La Cour de justice, siégeant en sa formation de Grande Chambre, a rendu, ce jour, son arrêt dans l’affaire JO (mandat d’arrêt européen émis contre un ressortissant d’un pays tiers) (C-700/21), une affaire concernant la faculté pour l’autorité judiciaire d’exécution de refuser d’exécuter un mandat d’arrêt européen afin qu’un ressortissant d’un pays tiers purge la peine prononcée par l’État membre d’émission, sur le territoire de l’État membre d’exécution.
L’affaire concerne l’émission par le tribunal de première instance de Brașov d’un mandat d’arrêt européen (« MAE ») à l’encontre d’un ressortissant moldave, aux fins d’exécution d’une peine privative de liberté. Étant donné que la personne recherchée réside en Italie, la Cour d’appel de Bologne est l’autorité judiciaire d’exécution chargée de sa remise. Bien que sa défense ait établi le caractère stable de sa vie familiale et professionnelle en Italie, l’autorité judiciaire d’exécution n’avait pas la possibilité de refuser son retour en Roumanie afin que la peine puisse être exécutée en Italie. En effet, en vertu de la loi italienne transposant la décision-cadre MAE, cette possibilité est limitée aux ressortissants italiens et aux ressortissants d’autres États membres qui ont des liens économiques, professionnels et affectifs stables avec l’Italie, à l’exclusion des ressortissants de pays tiers.

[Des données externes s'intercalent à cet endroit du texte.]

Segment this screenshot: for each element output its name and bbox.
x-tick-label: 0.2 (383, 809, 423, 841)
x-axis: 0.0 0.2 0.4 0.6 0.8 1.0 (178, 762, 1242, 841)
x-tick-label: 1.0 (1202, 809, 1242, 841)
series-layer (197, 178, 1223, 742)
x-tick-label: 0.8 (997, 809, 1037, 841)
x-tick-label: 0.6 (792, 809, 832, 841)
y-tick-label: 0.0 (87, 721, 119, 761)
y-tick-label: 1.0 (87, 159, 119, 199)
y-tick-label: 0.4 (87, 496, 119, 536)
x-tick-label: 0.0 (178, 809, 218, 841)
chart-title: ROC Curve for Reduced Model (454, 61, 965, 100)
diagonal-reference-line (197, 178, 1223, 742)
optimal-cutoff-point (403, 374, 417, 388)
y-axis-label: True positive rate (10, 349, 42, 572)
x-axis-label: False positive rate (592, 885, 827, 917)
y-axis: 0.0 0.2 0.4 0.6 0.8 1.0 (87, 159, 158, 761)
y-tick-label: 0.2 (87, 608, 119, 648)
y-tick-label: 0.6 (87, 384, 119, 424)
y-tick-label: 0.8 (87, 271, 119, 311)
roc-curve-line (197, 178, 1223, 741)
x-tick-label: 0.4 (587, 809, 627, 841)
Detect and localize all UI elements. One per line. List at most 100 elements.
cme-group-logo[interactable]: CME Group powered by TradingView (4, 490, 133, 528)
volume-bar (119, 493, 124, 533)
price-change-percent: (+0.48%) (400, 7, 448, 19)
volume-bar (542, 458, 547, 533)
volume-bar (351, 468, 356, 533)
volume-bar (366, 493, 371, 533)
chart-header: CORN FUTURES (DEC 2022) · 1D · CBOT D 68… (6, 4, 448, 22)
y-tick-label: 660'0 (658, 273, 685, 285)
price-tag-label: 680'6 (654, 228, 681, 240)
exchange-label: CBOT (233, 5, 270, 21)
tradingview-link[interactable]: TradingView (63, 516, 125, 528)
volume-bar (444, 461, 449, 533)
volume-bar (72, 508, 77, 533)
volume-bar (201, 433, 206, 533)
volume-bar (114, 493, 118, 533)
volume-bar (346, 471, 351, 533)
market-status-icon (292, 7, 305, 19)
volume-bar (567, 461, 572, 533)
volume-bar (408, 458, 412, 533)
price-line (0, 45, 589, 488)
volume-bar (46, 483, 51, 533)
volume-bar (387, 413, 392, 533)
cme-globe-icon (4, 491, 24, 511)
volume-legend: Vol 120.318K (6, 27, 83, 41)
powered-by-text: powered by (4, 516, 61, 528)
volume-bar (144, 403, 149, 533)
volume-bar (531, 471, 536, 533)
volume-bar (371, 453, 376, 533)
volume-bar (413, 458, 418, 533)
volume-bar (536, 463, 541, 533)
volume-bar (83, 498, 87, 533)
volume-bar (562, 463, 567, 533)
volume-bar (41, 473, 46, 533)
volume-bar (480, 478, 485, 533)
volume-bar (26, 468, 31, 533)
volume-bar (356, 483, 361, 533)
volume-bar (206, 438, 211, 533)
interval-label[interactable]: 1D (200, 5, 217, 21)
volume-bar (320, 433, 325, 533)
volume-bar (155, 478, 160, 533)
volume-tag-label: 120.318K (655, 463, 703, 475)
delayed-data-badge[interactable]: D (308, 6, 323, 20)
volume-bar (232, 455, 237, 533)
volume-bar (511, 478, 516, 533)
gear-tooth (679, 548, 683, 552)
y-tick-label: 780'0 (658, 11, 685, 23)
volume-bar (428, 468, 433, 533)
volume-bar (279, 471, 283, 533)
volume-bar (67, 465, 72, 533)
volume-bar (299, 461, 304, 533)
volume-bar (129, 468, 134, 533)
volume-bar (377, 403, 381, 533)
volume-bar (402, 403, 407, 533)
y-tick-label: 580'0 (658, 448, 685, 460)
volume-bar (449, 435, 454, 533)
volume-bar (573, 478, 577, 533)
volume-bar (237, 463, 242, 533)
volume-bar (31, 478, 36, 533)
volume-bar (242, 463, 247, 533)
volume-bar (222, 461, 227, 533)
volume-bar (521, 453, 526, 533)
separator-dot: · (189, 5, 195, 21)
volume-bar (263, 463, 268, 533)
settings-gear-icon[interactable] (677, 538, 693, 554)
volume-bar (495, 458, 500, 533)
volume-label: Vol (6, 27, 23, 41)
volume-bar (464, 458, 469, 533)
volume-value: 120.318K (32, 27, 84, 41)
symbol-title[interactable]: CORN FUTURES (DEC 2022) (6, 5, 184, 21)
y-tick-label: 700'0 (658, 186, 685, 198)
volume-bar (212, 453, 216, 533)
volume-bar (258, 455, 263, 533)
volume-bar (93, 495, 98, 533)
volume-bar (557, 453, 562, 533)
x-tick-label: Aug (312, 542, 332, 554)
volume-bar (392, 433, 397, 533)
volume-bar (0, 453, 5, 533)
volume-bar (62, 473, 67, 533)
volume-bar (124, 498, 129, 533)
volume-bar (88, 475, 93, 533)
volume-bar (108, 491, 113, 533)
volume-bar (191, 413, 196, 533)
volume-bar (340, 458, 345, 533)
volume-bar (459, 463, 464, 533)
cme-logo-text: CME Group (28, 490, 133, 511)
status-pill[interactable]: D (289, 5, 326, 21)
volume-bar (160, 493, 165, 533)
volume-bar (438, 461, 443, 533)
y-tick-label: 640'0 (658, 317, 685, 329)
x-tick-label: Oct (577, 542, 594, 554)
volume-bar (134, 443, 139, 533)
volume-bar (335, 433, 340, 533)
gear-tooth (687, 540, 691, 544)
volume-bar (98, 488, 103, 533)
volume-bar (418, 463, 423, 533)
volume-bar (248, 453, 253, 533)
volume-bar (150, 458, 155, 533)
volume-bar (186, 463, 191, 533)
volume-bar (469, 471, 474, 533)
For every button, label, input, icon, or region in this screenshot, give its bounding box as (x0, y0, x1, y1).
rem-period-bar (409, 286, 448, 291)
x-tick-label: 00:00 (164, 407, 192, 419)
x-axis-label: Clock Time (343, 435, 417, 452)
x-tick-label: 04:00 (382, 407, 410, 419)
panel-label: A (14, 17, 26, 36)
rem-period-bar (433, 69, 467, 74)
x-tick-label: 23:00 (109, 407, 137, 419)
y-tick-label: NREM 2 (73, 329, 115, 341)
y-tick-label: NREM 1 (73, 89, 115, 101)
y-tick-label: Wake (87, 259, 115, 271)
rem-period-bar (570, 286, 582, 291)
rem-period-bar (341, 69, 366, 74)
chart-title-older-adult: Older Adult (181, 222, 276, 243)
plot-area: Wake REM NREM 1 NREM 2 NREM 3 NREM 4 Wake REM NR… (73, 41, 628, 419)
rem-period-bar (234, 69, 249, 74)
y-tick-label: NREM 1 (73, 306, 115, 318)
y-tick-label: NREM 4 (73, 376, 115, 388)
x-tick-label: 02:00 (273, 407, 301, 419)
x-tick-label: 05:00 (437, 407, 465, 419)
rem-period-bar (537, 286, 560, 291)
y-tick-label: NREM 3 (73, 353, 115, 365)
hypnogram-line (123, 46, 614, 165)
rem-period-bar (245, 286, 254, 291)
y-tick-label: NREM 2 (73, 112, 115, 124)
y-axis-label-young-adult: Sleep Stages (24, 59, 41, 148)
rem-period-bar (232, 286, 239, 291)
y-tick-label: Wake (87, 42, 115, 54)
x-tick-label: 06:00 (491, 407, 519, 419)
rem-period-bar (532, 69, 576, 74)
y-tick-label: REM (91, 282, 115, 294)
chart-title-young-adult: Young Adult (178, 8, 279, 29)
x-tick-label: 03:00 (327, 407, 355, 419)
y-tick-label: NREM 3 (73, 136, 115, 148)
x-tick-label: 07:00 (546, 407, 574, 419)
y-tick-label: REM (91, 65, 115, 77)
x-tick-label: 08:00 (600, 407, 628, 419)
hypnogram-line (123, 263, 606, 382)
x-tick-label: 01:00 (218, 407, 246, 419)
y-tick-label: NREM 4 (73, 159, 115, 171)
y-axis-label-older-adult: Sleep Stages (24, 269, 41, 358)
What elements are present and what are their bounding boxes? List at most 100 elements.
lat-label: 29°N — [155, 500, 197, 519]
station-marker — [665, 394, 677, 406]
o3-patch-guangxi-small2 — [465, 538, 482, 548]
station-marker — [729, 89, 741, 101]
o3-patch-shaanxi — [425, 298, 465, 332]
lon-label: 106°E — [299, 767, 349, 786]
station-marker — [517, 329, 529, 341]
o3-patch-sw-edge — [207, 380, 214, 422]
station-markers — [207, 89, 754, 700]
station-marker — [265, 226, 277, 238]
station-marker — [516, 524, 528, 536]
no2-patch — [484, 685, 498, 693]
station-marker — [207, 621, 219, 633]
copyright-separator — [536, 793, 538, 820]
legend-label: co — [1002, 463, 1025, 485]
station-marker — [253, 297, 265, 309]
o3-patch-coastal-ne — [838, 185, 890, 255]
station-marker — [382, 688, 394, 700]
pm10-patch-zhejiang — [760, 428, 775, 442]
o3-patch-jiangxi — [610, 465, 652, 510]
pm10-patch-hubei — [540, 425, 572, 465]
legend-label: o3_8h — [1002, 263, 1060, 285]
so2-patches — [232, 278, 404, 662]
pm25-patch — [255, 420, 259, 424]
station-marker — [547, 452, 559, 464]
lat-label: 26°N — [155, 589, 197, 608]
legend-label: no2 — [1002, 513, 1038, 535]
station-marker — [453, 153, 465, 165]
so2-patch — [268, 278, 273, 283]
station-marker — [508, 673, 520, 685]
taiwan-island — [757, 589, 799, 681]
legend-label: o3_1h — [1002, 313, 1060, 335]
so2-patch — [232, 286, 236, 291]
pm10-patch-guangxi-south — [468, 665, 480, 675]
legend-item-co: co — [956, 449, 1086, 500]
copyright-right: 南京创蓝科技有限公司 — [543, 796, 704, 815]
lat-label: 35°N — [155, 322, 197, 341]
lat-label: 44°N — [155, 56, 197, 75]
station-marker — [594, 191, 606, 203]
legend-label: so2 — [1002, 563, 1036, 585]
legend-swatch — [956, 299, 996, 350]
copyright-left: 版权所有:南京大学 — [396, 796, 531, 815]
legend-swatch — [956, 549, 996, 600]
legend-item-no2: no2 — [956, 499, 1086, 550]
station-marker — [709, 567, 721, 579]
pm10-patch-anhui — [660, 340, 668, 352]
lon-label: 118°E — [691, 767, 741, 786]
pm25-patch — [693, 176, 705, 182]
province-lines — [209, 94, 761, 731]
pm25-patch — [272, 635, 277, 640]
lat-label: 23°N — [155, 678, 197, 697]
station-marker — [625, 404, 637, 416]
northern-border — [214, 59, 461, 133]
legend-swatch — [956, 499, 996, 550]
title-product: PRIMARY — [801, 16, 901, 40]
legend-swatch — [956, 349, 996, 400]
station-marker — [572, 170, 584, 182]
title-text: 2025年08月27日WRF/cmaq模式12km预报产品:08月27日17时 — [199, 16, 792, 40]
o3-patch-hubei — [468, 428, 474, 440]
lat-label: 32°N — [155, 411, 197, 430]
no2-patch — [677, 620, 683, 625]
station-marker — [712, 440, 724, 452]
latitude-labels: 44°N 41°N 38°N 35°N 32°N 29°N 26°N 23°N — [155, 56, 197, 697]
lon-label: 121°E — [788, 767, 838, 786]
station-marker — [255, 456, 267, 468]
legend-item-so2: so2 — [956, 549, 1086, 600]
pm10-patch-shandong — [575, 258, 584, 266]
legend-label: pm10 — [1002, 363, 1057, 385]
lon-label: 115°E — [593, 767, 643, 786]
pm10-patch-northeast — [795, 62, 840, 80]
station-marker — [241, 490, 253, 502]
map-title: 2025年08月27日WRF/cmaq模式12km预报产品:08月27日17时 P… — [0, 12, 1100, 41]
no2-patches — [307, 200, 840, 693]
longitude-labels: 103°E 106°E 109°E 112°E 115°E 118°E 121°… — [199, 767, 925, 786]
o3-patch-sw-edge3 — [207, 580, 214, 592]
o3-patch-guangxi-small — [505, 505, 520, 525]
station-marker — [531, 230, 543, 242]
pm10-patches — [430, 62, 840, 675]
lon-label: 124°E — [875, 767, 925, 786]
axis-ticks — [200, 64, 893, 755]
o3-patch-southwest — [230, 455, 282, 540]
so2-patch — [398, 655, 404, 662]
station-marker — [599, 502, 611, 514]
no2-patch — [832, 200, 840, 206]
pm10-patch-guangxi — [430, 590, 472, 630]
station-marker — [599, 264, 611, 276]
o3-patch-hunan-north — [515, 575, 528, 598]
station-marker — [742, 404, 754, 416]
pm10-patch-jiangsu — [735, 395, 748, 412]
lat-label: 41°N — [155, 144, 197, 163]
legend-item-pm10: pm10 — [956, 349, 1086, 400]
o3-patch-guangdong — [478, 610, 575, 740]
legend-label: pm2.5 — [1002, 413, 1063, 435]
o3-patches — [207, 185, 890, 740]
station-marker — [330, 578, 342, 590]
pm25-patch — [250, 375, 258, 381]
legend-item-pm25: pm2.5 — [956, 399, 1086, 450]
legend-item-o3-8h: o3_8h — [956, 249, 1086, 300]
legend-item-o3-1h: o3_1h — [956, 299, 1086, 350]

En conséquence, la Cour d’appel de Bologne a saisi la Cour constitutionnelle italienne, qui juge opportun, avant d’apprécier la constitutionnalité de la loi italienne de transposition, d’examiner sa compatibilité avec le droit de l’Union.
À la suite de l’enquête de la Cour constitutionnelle italienne, la Cour de justice a d’abord jugé que le droit de l’Union ne permet pas l’application d’une loi nationale qui exclut, de manière absolue et automatique, les ressortissants de pays tiers, qui séjournent ou résident sur le territoire d’un État membre, de bénéficier du motif de non-exécution facultative d’un mandat d’arrêt européen, sans que l’autorité judiciaire d’exécution puisse apprécier les liens que cette personne entretient avec cet État membre. En outre, la Cour a soutenu qu’une telle disposition nationale est contraire au principe d’égalité de traitement, tel que consacré par la Charte des droits fondamentaux, puisqu’elle traite différemment, d’une part, ses propres ressortissants et les autres citoyens de l’Union et, d’autre part, d’autre part, les ressortissants de pays tiers, sans tenir compte du fait que ces ressortissants de pays tiers peuvent également démontrer qu’ils ont un degré d’intégration suffisant dans la société de l’État membre d’exécution.
Toutefois, la Cour a souligné que l’application d’un tel motif d’inexécution facultative est subordonnée au respect de deux conditions. La première serait que la personne recherchée séjourne dans l’État membre d’exécution et soit ressortissante ou résidente de cet État membre. La seconde serait que cet État s’engage à exécuter, conformément à son droit interne, la peine pour laquelle le mandat d’arrêt européen a été émis.
La Cour de justice a ajouté que si l’autorité d’exécution constate que les deux conditions mentionnées sont remplies, l’autorité judiciaire d’exécution doit apprécier s’il existe un intérêt légitime justifiant que la peine prononcée dans l’État membre d’émission soit exécutée sur le territoire du membre d’exécution État.
En conclusion, la Cour de justice a jugé que l’autorité judiciaire d’exécution devait procéder à une appréciation globale de l’ensemble des éléments caractérisant la situation de la personne recherchée susceptibles de démontrer qu’il existe entre cette personne et l’État membre d’exécution des liens tels que l’exécution de la la peine dans cet État membre contribuera à sa réinsertion sociale. Ces éléments comprennent les liens familiaux, linguistiques, culturels, sociaux ou économiques que le ressortissant de pays tiers entretient avec l’État membre d’exécution ainsi que la nature, la durée et les conditions de son séjour dans cet État membre.
Lire le jugement (non disponible en anglais au moment de la publication) ici et le communiqué de presse ici.